A row of parr marks, tinted purple-blue, run along the golden colored flanks of the eight-inch trout. The trout’s fins are tipped in white. Black spots spill over and across the trout, head to tail, and down onto the pure white belly. There are so many spots that for a split second I think the trout could be a rainbow trout. Then dropping to my knees in the shallow water, I pull the trout close, and my eyes lock onto the bright red cutthroat mark beneath the jaw of the trout.

I catch another cutthroat on the streamer, switch back to a dry fly, and then catch a few more cutthroats farther up the tributary. To photograph the trout I carefully place them in shallow pockets of water where small patches of light sneak through the trees. The light doesn’t stay in one place long and to make the photographs I sometimes have to move the trout and follow the light from one side of the stream to the other. When one patch of light disappears I find another and follow it. By late afternoon I have my first photographs of the coastal cutthroat trout.

But I grow tired of chasing the light. I want to see the sky.

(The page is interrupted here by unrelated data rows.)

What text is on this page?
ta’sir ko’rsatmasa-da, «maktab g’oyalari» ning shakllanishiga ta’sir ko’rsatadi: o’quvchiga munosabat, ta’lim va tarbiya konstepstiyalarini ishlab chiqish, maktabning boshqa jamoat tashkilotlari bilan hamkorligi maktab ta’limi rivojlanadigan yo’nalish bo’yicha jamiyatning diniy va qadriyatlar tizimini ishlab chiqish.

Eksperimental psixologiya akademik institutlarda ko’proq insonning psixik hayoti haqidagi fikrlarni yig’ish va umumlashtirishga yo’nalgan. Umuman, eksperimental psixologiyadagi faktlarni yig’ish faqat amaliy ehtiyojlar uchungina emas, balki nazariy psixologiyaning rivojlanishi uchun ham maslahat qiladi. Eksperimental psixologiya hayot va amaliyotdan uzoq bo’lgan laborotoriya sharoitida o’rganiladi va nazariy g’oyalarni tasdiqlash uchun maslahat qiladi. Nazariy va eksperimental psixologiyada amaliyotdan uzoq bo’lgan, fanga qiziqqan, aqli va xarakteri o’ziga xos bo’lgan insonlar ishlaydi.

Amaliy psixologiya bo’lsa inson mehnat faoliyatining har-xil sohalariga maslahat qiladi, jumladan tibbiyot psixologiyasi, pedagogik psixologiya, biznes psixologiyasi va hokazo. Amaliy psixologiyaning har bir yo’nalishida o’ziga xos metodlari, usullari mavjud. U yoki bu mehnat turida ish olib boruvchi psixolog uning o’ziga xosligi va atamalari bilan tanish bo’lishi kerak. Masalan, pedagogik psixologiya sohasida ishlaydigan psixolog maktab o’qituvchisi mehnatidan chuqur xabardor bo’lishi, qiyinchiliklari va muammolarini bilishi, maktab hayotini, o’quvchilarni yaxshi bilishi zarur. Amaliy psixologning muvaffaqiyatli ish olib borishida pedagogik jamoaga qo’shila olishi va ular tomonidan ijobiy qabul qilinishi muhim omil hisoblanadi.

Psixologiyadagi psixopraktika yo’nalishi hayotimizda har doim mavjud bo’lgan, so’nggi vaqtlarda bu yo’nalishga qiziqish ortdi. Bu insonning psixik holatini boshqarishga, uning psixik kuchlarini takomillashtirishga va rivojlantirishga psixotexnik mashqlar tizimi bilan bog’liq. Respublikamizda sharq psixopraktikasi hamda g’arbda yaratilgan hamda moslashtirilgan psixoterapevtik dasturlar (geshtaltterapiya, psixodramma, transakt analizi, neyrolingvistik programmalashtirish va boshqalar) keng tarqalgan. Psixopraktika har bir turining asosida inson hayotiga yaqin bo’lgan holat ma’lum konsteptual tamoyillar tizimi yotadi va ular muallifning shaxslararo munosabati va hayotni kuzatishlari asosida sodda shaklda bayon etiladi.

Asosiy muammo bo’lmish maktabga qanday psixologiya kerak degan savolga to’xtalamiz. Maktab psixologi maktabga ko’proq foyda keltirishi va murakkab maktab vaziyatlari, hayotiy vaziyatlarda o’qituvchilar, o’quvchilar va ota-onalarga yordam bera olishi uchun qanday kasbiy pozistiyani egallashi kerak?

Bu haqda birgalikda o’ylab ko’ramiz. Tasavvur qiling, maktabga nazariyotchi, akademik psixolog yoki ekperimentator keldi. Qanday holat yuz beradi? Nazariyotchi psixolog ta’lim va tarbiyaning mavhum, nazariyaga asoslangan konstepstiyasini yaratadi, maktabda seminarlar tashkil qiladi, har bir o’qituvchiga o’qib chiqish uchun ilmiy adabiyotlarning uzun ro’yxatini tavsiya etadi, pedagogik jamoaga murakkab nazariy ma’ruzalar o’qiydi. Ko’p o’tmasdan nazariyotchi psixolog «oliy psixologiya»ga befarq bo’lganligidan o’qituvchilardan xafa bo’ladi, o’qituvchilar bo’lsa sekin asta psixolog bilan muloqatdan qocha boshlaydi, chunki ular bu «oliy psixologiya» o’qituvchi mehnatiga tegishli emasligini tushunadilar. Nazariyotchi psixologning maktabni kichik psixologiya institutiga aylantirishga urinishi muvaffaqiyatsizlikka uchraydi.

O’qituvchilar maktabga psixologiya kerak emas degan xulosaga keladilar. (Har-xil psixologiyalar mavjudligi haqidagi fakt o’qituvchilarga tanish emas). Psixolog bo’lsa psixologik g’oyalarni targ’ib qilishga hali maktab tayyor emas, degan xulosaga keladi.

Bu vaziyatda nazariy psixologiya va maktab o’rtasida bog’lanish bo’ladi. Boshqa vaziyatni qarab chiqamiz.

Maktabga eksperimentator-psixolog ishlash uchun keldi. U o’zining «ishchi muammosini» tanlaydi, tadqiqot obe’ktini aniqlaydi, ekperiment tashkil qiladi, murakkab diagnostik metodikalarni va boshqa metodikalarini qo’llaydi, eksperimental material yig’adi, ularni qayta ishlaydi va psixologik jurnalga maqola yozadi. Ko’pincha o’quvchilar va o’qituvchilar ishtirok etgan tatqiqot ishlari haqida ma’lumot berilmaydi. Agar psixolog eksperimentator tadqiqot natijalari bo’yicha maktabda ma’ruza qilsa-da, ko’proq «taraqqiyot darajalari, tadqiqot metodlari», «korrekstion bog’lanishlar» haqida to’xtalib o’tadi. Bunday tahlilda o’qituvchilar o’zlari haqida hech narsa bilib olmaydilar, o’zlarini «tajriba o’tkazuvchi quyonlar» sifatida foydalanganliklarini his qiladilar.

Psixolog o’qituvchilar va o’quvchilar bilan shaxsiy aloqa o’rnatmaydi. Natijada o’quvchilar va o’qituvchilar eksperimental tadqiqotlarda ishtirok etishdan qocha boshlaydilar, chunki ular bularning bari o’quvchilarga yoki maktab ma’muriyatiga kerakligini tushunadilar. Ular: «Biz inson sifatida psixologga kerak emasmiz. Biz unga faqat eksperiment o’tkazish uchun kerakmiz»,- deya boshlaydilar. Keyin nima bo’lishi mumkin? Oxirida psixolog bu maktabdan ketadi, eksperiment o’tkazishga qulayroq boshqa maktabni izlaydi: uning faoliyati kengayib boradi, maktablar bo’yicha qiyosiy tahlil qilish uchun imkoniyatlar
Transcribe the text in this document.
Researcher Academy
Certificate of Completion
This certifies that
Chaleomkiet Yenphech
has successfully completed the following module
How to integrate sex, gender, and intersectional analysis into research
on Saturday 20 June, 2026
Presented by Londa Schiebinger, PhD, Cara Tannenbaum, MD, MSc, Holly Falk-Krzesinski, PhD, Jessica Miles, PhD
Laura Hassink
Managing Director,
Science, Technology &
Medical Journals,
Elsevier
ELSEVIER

I want to see Mount Hood. Soon I am racing up a steep narrow road, where I hit a long straight stretch of smooth asphalt and slip into fifth gear for the first time in two days. I climb up and up through a tunnel of thick forest, a blur of green colors. I pop out of the dense conifer and into the blinding light of an open ridge and there it is—snow-capped Mount Hood busting out of the stick-straight lodgepole pines. I turn off the ignition and stare, my hand shielding my eyes from the bright light, my boots and pants still wet from the home waters of the coastal cutthroat trout.

Later, by firelight, the local guy and I sit on the edge of the small lake. The smoke rises from his campfire straight up through the trees. Moonlight flashes off the lake and silhouettes the edges of the leaves in silver. We tell each other about the ones that got away, and the ones that didn’t. Late in the night, warmed by the campfire and a “touch of something else,” I adjust the size of one of the coastal cutthroats by an inch or two. But when I tell him of the purple and gold hues, and the white-tipped fins, it’s all true.